Das Chemisenkleid (französisch Chemise ‚Hemd‘), auch Empirekleid oder Chemise,[1] war während des Directoire und Empire ein in ganz Europa verbreitetes langes Damenkleid aus dünnem, transparentem Stoff, meist Musselin. Es war tunikaartig geschnitten und unter der Brust meist mit einem Band oder einem Gürtel zusammengefasst und fiel ansonsten frei ohne Taillierung.
Das Chemisenkleid war die sichtbarste Ausformung der Mode à la grecque. Wegen des durchscheinenden Stoffes wurde dieser Stil auch spöttisch und abwertend „Nacktmode“ genannt.[2]
Der Begriff Chemisenkleid geht auf die Chemise zurück, der französische Begriff für das in ganz Europa von Männern und Frauen getragene tunikartige Unterkleid mit Ärmeln. Der Begriff wurde erstmals in den 1780er Jahren für ein Obergewand verwendet, als sich Königin Marie Antoinette 1783 von Élisabeth Vigeé Lebrun in einem Kleid à gaulle porträtieren ließ, einem informellen, weißen Kleid der kolonialen Elite in Französisch-Westindien. Wegen seiner Ähnlichkeit zum Unterhemd wurde das Kleid in der Öffentlichkeit schnell Chemise à la reine getauft und aus dem anfänglichen Skandal entstand eine neue Vorliebe für weiße Kleider, vornehmlich aus Musselin.[3]
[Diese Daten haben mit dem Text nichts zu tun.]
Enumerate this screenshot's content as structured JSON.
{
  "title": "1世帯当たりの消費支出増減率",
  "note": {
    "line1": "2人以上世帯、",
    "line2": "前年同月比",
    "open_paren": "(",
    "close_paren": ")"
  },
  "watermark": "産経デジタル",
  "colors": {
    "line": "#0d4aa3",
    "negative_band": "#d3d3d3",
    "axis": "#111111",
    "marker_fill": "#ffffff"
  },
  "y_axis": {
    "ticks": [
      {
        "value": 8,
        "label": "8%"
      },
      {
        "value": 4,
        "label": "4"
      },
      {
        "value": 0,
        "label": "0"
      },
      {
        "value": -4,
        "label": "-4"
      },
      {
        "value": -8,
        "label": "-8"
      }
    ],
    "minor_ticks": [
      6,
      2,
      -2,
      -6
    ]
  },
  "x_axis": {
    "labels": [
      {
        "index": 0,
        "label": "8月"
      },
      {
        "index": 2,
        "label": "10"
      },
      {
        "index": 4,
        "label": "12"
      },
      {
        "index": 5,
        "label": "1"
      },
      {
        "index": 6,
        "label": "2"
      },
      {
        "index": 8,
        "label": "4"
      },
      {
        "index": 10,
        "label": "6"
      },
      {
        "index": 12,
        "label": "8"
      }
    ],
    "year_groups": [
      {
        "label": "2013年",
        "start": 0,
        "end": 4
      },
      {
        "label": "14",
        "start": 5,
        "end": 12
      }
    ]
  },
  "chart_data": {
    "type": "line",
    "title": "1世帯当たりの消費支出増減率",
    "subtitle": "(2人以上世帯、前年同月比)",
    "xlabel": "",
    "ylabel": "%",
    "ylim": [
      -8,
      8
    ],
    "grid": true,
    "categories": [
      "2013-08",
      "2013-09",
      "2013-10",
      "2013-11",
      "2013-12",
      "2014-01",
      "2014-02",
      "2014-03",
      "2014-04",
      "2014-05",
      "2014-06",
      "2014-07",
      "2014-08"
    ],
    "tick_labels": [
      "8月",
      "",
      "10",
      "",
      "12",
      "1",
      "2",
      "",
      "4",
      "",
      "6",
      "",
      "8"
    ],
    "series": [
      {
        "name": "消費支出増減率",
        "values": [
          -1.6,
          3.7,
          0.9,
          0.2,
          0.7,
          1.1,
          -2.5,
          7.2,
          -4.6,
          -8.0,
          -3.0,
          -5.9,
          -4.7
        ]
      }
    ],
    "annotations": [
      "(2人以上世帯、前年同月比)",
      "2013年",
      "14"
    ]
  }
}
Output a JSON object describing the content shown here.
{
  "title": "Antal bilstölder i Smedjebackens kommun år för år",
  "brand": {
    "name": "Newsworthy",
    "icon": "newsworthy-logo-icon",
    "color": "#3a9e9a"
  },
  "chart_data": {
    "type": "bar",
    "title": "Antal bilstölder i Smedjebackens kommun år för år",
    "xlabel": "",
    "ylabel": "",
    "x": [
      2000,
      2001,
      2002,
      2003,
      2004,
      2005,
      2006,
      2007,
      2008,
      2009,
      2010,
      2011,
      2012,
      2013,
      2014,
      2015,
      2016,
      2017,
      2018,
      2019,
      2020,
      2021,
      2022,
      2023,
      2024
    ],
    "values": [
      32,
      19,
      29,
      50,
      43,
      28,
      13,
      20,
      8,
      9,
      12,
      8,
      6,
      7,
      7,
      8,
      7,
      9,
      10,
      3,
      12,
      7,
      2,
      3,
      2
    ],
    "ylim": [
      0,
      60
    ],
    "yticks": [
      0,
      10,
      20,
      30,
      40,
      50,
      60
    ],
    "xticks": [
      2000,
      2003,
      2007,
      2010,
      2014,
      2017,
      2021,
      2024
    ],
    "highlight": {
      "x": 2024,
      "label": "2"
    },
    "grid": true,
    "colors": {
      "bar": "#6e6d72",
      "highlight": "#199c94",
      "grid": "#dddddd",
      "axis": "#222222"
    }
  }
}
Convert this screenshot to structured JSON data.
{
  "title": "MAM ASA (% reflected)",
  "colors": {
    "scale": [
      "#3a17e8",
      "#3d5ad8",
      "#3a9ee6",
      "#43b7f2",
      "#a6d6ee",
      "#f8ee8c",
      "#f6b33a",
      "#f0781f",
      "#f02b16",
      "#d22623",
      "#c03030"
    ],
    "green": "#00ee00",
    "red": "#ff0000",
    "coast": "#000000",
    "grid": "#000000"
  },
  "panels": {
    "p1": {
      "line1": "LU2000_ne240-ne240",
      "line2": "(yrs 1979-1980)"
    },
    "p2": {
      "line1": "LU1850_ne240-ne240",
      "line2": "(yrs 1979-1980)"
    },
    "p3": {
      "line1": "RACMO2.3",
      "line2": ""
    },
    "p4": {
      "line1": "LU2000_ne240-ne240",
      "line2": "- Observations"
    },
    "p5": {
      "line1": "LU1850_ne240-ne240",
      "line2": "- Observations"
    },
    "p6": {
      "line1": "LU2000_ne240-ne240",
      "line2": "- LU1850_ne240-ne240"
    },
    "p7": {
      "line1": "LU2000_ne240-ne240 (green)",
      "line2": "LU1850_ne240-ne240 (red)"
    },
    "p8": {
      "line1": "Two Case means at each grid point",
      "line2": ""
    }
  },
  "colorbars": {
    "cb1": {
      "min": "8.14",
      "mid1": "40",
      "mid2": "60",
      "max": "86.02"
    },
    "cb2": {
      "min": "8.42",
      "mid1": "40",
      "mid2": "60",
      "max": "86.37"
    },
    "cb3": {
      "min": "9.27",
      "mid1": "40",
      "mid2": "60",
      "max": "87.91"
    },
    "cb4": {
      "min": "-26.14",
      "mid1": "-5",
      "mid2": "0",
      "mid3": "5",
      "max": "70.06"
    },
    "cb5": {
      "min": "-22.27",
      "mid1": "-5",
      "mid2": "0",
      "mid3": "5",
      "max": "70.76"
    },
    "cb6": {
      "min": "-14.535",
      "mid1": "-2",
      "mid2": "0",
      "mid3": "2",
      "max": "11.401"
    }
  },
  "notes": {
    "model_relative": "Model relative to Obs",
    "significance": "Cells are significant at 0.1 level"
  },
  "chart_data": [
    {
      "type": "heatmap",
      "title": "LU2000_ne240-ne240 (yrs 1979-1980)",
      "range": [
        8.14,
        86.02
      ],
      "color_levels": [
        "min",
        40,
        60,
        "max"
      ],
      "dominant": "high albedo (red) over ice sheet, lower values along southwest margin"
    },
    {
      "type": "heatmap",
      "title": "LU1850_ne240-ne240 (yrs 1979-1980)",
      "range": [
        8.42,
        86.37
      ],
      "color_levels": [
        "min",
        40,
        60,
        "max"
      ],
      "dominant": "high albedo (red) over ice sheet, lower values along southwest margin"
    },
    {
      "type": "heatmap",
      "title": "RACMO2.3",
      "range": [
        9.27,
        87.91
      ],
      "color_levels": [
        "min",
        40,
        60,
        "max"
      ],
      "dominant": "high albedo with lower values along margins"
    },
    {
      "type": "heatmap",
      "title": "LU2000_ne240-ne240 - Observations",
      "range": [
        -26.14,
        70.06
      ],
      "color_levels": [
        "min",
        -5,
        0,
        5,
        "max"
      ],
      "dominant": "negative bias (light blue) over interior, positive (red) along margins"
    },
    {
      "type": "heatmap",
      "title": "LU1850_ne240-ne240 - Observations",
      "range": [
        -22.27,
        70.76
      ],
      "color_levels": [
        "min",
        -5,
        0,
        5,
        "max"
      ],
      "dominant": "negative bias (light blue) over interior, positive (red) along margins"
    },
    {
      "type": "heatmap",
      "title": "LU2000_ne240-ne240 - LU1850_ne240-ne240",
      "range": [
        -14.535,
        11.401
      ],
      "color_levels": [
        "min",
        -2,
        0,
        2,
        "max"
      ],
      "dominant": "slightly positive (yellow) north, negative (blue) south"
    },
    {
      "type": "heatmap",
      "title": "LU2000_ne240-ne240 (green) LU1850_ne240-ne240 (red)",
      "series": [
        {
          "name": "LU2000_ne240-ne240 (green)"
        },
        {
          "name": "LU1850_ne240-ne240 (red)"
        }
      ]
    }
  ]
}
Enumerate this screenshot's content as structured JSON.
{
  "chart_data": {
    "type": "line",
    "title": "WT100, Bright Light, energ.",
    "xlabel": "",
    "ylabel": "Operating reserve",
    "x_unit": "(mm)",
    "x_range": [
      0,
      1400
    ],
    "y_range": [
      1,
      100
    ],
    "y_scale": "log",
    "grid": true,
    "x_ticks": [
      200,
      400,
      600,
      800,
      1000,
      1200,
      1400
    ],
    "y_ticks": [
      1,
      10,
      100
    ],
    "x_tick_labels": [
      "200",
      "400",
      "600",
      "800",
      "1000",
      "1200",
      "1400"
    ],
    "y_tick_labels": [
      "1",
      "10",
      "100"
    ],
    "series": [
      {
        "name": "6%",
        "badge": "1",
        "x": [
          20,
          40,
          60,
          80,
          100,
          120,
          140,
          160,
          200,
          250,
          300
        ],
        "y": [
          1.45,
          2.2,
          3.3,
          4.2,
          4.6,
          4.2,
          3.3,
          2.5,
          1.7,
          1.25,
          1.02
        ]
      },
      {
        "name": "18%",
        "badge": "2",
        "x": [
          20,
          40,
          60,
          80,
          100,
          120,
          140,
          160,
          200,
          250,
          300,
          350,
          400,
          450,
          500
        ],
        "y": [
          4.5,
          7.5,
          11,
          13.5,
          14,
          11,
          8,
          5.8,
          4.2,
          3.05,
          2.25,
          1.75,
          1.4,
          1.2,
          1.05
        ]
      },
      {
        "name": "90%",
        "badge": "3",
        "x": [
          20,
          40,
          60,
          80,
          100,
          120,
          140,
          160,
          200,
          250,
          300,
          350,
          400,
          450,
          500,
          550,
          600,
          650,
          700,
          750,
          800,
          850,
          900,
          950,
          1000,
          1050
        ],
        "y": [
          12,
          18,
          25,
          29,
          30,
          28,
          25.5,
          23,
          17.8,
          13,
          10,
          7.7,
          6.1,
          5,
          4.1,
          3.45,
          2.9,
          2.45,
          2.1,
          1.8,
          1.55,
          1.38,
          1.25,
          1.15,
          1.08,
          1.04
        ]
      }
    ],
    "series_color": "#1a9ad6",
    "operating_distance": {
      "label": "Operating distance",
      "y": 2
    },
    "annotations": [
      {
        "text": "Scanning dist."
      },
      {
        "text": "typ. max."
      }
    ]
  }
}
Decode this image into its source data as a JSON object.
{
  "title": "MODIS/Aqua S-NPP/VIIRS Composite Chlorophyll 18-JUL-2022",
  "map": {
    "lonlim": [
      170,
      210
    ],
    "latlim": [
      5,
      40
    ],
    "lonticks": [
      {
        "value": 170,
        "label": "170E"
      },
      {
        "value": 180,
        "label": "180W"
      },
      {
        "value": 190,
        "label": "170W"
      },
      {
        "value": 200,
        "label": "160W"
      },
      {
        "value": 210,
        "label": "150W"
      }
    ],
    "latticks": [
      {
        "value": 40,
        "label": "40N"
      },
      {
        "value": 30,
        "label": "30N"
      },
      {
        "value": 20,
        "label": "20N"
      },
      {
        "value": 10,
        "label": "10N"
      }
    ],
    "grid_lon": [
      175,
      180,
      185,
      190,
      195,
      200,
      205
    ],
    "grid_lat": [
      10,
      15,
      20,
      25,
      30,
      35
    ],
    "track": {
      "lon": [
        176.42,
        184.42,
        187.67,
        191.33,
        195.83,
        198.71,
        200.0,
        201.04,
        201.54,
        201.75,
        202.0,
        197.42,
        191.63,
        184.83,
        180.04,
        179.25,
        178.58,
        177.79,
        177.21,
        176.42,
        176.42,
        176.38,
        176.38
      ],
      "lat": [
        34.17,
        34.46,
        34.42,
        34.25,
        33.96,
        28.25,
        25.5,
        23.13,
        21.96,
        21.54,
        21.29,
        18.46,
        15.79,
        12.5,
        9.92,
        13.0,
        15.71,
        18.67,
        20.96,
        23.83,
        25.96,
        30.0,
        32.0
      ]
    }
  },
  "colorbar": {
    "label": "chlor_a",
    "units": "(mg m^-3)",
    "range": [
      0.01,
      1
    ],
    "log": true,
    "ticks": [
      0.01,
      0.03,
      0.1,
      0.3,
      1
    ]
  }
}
Zugleich entstand im Großbritannien der 1770er bis 1790er Jahre die Mode à l’anglaise, bei der bequemere und bürgerlich anmutende Kleidung für beide Geschlechter populär wurde. Der englische Landadel wandte sich damit auch gegen die höfische französische Mode.[2]
Erste Kleider à la grecque tauchten 1788 in Venedig und Paris auf.[4] Da im Frankreich der Revolutionszeit auf Reifrock und Korsett verzichtet wurde, konnte sich die Silhouette der Damenmode auf diese Weise ändern. Unter dem Kleid wurde kein Korsett, sondern nur ein Mieder- oder Brustleibchen getragen. Darauf folgte ein Unterkleid,[5] ab 1795 dann stattdessen auch ein hautfarbenes oder weißes Trikot.[6] Bis etwa 1806 wies das Chemisenkleid, das schon aufgrund der benötigten Stoffmenge und -qualität ein aufwändiges und daher den Damen der Oberschicht vorbehaltenes Kleidungsstück war, häufig eine Schleppe auf.
Im Anschluss an den Ägyptenfeldzug Napoleons entwickelte sich in Frankreich das Chemisenkleid zur Tunique à la Mameluck weiter. Sie ergänzte die Chemise durch einen halb- bis dreiviertellangen Überrock, der vom Brustband herabfiel und vorn offen war. Nach dem Sturz Napoleons 1813/14 änderte sich dann die Mode in Richtung stärkerer Verhüllung: das Zugband fiel weg und wurde durch eine am Rücken liegende Kleidknöpfung bzw. -schnürung ersetzt, der Stoff wurde leicht versteift und fiel glatt zum nun knöchellangen Saum, die zuvor teils nur angedeuteten Ärmel wurden länger und gepufft oder man trug lange Ärmel mit Oberarmpuffen à la Renaissance. Im Übergang zum Biedermeier wurde das Dekolleté deutlich sparsamer und schloss mit einer steifen Halskrause oder einem Zackenband (dent de loup „Wolfszahn“) ab. Der zuvor ganz schlichte Stoff erhielt üppigen Aufputz in Form von Borten, Rüschen, Zackenbändern und Kunstblumen.
Über das Empire hinaus blieb die Schleppe weiterhin an Ballkleidern und in Form der Courschleppe erhalten.[2] Gegen 1820 wurde allmählich wieder die natürliche Körpertaille betont.[2]
Da man fälschlich Weiß für die Farbe der Antike hielt, waren die Chemisenkleider aus weißem Stoff, als farbige Akzente dienten Brustbänder, zum Beispiel in Rosa oder Zartblau, florale Stickerei oder ein Mäanderband am Saum. Das Chemisenkleid wurde gerne mit einem Canezou, Fichu oder Shawl kombiniert, im Winter wurde ein Spencer oder eine Redingote getragen.[7]
Als Material wurden neben Musselin auch andere Baumwollgewebe in Leinwandbindung (Batist, Kattun, Linon), Leinen, netzartige Gewebe (Gaze, Tüll, Spitzen über Taft) oder – vor allem im Frankreich Napoleon Bonapartes – auch Seide verwendet.